In some ways — like income inequality and the cost of child care — the United States is in a worse situation than when Roe v. Wade was originally decided, says Zakiya Luna, associate professor of sociology in Arts & Sciences.
From a movement perspective, though, there have been many positive changes, Luna said. These changes include the increasing leadership of young people around issues of abortion and broader recognition of the need for reproductive justice — the right to not have children, to have children and to raise children in safe environments.
A recent Gallup poll found 55% of Americans now consider themselves to be “pro-choice,” the highest level in decades. Experts believe that the leaked opinion in Dobbs v. Jackson might have pushed some people who previously felt ambivalent about abortion to now identify as “pro-choice.” For these new supporters, Luna offers the following advice:
“My main advice is first to support the grassroots organizations that have already been focusing on abortion work for decades. They have been anticipating a ‘post-Roe’ future for years and already have networks in place to support people whose abortion access has been cut off overnight,” said Luna, author of “Reproductive Rights as Human Rights: Women of Color and the Fight for Reproductive Justice.”
“Many are abortion funds that are led by people most affected by the issues: people of color and from low-income backgrounds. From California to Washington D.C., abortion funds have been supporting their callers with everything from rides to appointments, to money for procedures. Some are even able to provide support for parents with things like child care and baby formula.
“Trust in (young) women of color to lead and innovate in a changing landscape,” Luna said.
Read more about Luna’s perspective on reproductive justice movement.
“With today’s Supreme Court decision and 21 states poised to outlaw abortion immediately, the rights of women to a full and equal footing with men — politically, socially, economically — have been profoundly undermined. This is no exaggeration, whatever one’s feelings about abortion, said Marie Griffith, director of the John C. Danforth Center on Religion and Politics at WashU.
Griffith is author of “Moral Combat: How Sex Divided American Christians and Fractured American Politics” and “Making the World Over: Confronting Racism, Misogyny, and Xenophobia in U.S. History.” She has long advocated for an end to extreme, uncompromising rhetoric and solutions that honor both the sanctity of life and a woman’s right to choose.
“We know that many Americans hold more nuanced views than the terms ‘pro-life’ and ‘pro-choice’ can easily convey. Yet what hopes there once were for compromise have long felt hopelessly naive, with the all-or-nothing positions that have dominated our national debate.

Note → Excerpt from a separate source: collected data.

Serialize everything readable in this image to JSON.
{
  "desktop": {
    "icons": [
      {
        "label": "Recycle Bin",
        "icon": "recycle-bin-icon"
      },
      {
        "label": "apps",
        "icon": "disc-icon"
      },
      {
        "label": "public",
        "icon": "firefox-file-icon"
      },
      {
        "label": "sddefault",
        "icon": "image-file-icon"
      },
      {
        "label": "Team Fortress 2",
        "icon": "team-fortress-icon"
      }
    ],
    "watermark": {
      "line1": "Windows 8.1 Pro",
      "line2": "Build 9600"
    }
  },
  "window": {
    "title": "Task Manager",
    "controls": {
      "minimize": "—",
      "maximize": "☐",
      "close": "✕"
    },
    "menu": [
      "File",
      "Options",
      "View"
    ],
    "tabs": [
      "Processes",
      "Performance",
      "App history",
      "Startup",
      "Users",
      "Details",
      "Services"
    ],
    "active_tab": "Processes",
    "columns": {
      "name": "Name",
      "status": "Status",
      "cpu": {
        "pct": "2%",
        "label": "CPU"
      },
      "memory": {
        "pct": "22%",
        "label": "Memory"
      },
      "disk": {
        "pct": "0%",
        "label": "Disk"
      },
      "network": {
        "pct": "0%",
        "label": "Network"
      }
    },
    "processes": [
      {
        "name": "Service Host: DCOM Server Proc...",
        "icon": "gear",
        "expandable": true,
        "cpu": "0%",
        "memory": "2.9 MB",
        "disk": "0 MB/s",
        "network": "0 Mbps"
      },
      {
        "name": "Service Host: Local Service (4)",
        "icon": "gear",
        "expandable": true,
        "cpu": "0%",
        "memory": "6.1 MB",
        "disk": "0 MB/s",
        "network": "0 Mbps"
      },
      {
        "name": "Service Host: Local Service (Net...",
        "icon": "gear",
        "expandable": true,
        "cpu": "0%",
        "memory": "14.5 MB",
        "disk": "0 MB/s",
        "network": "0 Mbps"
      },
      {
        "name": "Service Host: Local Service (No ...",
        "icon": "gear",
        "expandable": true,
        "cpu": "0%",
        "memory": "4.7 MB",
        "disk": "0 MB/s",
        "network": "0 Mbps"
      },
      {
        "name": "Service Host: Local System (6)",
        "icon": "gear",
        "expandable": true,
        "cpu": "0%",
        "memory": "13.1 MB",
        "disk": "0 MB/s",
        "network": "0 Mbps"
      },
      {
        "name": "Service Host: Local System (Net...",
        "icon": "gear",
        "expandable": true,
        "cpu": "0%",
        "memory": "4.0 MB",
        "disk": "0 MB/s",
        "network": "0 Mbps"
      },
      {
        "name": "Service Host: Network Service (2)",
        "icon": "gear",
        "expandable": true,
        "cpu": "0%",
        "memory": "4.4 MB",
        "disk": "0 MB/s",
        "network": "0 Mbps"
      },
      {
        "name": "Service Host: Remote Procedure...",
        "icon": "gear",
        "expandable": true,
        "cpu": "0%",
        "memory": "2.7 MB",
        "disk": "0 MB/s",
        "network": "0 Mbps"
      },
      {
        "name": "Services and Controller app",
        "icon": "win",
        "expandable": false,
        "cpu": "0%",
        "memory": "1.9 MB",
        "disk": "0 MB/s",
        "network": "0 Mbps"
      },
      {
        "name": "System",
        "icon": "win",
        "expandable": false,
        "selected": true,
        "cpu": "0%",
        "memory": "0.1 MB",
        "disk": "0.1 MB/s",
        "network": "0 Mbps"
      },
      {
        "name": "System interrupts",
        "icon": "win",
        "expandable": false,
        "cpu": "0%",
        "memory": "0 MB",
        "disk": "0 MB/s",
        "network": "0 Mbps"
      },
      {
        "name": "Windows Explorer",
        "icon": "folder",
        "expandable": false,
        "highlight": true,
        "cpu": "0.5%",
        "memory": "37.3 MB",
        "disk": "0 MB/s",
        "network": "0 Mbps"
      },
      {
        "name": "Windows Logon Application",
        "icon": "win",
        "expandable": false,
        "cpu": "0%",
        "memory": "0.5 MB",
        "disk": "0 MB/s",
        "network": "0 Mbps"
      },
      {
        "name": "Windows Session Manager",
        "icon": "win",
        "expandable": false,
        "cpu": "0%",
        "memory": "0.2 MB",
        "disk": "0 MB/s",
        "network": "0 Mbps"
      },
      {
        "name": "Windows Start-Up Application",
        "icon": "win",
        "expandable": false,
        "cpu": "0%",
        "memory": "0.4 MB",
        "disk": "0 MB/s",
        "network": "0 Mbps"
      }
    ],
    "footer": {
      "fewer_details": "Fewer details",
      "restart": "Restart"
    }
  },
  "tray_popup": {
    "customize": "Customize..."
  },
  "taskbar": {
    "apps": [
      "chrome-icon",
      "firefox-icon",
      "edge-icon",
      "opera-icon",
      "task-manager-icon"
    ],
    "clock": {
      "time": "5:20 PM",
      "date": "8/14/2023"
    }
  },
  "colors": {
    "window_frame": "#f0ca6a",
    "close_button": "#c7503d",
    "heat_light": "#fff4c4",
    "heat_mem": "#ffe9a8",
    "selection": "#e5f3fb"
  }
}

“Whether the Dobbs decision ultimately, perhaps paradoxically, opens the way to such compromise in some states remains to be seen; at the moment, there is little reason to be anything but pessimistic,” she said.
Massive protests are expected in response to today’s Supreme Court’s decision overturning Roe v. Wade. The decades-long fight over legal abortion rights is far from over. A next logical question is how this landmark decision will impact the outcome of the 2022 congressional elections.
One may assume that the court’s decision will give a boost to Democrats given the fact that a solid majority of Americans (61%) say abortion should be legal in all or most cases. However, researchers at Washington University in St. Louis found that the leaked draft decision did not change the minds of voters about the importance of the abortion issue. Read more about the study here.
The findings led researchers Raphael Thomadsen and Song Yao at WashU’s Olin Business School and Robert Zeithammer at UCLA’s Anderson School of Management to conclude that Democrats need to better frame the abortion issue in order to attract new supporters and motivate their base ahead of elections.
“What would really change the abortion debate, however, is that Americans, as a whole, are strongly against abortion prohibitions in the case of rape, incest or to save the health of a mother. Even many Republicans would prefer abortion being legal for a short amount of time — we tested 12 weeks — to having no exceptions made to the law.”
Democrats, they estimate, could increase their net electoral advantage by 6% simply by framing the debate over Republican-enacted laws around this issue. Including men in their messaging is also important.